CodonSeq class is inherited from Seq class. This is the core class to deal with sequences in CodonAlignment in biopython.
- class Bio.codonalign.codonseq.CodonSeq(data='', gap_char='-', rf_table=None)
Bases:
Seq
CodonSeq is designed to be within the SeqRecords of a CodonAlignment class.
CodonSeq is useful as it allows the user to specify reading frame when translate CodonSeq
CodonSeq also accepts codon style slice by calling get_codon() method.
Important: Ungapped CodonSeq can be any length if you specify the rf_table. Gapped CodonSeq should be a multiple of three.
>>> codonseq = CodonSeq("AAATTTGGGCCAAATTT", rf_table=(0,3,6,8,11,14)) >>> print(codonseq.translate()) KFGAKF
test get_full_rf_table method
>>> p = CodonSeq('AAATTTCCCGG-TGGGTTTAA', rf_table=(0, 3, 6, 9, 11, 14, 17)) >>> full_rf_table = p.get_full_rf_table() >>> print(full_rf_table) [0, 3, 6, 9, 12, 15, 18] >>> print(p.translate(rf_table=full_rf_table, ungap_seq=False)) KFPPWV* >>> p = CodonSeq('AAATTTCCCGGGAA-TTTTAA', rf_table=(0, 3, 6, 9, 14, 17)) >>> print(p.get_full_rf_table()) [0, 3, 6, 9, 12.0, 15, 18] >>> p = CodonSeq('AAA------------TAA', rf_table=(0, 3)) >>> print(p.get_full_rf_table()) [0, 3.0, 6.0, 9.0, 12.0, 15]
- __init__(data='', gap_char='-', rf_table=None)
Initialize the class.
- get_codon(index)
Get the index codon from the sequence.
- get_codon_num()
Return the number of codons in the CodonSeq.
- translate(codon_table=None, stop_symbol='*', rf_table=None, ungap_seq=True)
Translate the CodonSeq based on the reading frame in rf_table.
It is possible for the user to specify a rf_table at this point. If you want to include gaps in the translated sequence, this is the only way. ungap_seq should be set to true for this purpose.
- toSeq()
Convert DNA to seq object.
- get_full_rf_table()
Return full rf_table of the CodonSeq records.
A full rf_table is different from a normal rf_table in that it translate gaps in CodonSeq. It is helpful to construct alignment containing frameshift.

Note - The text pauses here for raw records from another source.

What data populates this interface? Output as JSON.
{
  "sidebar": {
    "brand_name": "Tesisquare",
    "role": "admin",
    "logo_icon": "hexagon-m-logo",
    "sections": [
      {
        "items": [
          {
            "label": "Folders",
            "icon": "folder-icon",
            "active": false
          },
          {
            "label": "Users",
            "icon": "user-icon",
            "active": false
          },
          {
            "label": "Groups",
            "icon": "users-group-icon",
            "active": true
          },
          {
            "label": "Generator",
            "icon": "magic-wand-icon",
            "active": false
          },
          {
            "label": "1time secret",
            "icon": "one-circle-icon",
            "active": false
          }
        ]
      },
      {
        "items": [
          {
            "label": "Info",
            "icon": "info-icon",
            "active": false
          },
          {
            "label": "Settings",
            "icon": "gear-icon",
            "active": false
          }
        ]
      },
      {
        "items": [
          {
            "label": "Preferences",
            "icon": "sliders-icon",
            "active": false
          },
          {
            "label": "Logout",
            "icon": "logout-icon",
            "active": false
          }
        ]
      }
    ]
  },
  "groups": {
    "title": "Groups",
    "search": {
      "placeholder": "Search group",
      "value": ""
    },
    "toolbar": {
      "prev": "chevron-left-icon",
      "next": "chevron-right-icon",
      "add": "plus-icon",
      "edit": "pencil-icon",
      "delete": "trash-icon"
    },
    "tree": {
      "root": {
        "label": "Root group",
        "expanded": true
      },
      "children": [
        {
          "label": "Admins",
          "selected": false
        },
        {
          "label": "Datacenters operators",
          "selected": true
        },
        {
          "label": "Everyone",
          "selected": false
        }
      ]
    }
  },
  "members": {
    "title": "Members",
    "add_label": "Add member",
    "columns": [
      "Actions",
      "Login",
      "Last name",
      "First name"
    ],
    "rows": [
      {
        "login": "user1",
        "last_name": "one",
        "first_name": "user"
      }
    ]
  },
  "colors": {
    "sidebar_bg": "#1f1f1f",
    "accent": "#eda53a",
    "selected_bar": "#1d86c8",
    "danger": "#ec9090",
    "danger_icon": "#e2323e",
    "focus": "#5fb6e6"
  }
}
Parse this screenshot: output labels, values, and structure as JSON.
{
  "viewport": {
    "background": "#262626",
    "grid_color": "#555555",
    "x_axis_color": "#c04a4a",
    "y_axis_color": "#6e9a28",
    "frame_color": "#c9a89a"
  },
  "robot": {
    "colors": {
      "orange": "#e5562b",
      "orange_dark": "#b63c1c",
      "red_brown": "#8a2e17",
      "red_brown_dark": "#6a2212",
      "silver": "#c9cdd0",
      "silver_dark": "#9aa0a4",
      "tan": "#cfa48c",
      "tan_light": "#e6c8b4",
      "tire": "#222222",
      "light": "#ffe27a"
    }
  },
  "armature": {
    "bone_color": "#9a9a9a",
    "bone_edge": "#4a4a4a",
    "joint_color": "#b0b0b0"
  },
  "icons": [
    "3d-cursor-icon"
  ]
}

- full_translate(codon_table=None, stop_symbol='*')
Apply full translation with gaps considered.
- ungap(gap='-')
Return a copy of the sequence without the gap character(s).
- classmethod from_seq(seq, rf_table=None)

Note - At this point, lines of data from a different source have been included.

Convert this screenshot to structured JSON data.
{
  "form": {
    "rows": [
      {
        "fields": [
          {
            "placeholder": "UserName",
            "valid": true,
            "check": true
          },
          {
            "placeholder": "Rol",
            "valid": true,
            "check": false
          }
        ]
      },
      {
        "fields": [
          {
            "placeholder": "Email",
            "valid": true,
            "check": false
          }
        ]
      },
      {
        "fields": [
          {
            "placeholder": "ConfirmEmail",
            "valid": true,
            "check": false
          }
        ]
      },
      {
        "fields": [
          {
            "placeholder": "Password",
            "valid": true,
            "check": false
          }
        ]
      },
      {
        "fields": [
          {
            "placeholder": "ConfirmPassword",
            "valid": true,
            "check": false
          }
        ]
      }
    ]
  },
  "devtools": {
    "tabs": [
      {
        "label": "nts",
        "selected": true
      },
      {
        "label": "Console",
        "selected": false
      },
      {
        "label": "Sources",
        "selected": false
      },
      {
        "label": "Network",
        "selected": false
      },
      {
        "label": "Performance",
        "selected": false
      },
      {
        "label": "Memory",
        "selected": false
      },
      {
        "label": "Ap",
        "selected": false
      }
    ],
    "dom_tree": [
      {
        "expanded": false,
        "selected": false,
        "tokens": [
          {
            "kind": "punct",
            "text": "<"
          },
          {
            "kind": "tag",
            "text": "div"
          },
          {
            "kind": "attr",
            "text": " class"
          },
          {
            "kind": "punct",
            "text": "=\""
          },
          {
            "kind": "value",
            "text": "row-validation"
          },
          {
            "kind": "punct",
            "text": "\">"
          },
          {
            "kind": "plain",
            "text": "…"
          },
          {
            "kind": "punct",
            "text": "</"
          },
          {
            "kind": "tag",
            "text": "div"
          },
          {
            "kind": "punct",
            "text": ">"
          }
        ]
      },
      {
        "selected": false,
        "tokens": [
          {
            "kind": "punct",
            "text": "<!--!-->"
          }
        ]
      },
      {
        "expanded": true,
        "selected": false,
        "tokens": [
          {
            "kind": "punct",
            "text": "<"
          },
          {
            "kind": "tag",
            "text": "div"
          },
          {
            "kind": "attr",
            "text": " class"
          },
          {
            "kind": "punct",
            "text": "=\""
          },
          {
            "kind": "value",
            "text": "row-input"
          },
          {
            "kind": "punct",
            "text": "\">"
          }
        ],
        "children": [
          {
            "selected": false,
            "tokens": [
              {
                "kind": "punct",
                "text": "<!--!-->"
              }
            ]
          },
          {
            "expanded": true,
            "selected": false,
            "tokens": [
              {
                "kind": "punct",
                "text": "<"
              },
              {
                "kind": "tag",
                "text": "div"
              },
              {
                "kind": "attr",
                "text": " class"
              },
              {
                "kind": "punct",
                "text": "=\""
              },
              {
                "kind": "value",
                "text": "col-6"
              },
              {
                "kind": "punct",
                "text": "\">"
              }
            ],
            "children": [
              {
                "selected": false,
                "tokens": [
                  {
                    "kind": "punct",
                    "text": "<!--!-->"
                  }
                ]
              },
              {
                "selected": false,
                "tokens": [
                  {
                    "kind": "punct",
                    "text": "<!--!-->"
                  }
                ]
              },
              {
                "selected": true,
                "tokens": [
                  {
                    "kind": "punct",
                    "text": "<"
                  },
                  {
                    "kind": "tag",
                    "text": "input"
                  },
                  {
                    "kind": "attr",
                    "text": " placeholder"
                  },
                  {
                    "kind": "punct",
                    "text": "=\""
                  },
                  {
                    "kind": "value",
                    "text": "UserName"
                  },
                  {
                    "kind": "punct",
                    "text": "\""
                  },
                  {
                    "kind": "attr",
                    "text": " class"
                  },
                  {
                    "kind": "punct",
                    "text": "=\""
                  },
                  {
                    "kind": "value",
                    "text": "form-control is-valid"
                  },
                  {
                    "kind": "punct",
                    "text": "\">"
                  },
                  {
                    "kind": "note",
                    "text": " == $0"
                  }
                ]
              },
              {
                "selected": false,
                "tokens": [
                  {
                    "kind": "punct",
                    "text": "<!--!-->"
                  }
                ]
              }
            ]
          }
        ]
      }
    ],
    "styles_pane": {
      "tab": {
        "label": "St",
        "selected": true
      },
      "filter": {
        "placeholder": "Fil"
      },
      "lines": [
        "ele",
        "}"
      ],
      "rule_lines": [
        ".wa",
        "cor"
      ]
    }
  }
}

Get codon sequence from sequence data.
- __abstractmethods__ = frozenset({})
- __annotations__ = {'_data': 'bytes | SequenceDataAbstractBaseClass'}
- Bio.codonalign.codonseq.cal_dn_ds(codon_seq1, codon_seq2, method='NG86', codon_table=None, k=1, cfreq=None)
Calculate dN and dS of the given two sequences.
- Available methods:
NG86 - Nei and Gojobori (1986) (PMID 3444411).

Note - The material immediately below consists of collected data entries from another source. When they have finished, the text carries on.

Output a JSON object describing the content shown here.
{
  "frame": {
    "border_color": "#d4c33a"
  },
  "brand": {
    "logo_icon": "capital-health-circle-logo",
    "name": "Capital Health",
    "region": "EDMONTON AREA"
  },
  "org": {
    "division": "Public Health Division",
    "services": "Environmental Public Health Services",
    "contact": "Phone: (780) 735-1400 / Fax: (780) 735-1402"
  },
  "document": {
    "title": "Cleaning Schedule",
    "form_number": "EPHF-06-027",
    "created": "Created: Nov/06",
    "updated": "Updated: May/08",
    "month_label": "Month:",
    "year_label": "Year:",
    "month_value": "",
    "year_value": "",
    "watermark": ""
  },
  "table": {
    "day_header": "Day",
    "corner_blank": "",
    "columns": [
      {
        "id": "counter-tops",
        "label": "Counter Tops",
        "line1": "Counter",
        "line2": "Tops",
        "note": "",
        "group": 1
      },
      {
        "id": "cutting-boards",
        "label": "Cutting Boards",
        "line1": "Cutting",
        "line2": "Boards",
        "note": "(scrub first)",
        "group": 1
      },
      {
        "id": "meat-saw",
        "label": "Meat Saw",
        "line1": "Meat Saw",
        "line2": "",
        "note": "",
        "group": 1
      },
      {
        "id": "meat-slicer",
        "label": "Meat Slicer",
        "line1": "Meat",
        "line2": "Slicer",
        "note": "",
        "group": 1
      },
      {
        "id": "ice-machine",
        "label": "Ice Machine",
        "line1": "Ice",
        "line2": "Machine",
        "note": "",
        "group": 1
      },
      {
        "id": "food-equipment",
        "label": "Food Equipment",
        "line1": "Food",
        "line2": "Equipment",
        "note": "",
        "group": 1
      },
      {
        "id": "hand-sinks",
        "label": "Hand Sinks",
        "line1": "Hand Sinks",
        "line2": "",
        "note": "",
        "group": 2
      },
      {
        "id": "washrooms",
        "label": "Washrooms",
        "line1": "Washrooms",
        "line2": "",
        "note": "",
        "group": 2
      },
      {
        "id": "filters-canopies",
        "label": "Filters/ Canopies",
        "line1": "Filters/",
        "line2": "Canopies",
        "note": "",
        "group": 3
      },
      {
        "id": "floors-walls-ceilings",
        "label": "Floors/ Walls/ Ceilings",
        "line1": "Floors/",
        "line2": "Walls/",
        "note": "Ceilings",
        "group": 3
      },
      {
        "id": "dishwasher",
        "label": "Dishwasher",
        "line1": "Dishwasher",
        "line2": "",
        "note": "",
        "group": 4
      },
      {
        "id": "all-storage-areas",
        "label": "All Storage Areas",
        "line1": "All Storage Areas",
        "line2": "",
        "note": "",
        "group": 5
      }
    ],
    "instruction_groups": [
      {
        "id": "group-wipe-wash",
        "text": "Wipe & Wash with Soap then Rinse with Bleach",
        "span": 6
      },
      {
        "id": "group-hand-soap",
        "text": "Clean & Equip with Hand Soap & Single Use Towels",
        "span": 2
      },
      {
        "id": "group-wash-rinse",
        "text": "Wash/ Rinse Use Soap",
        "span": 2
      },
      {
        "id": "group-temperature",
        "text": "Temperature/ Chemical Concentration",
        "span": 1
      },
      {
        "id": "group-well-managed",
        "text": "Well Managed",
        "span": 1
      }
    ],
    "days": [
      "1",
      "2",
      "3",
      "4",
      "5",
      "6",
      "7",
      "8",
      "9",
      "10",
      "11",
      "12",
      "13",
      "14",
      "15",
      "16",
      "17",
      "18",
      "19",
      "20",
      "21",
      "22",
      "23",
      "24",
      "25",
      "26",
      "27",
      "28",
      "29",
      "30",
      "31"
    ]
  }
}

LWL85 - Li et al. (1985) (PMID 3916709).
ML - Goldman and Yang (1994) (PMID 7968486).
YN00 - Yang and Nielsen (2000) (PMID 10666704).
- Arguments:
codon_seq1 - CodonSeq or or SeqRecord that contains a CodonSeq
codon_seq2 - CodonSeq or or SeqRecord that contains a CodonSeq
w - transition/transversion ratio
cfreq - Current codon frequency vector can only be specified when you are using ML method. Possible ways of getting cfreq are: F1x4, F3x4 and F61.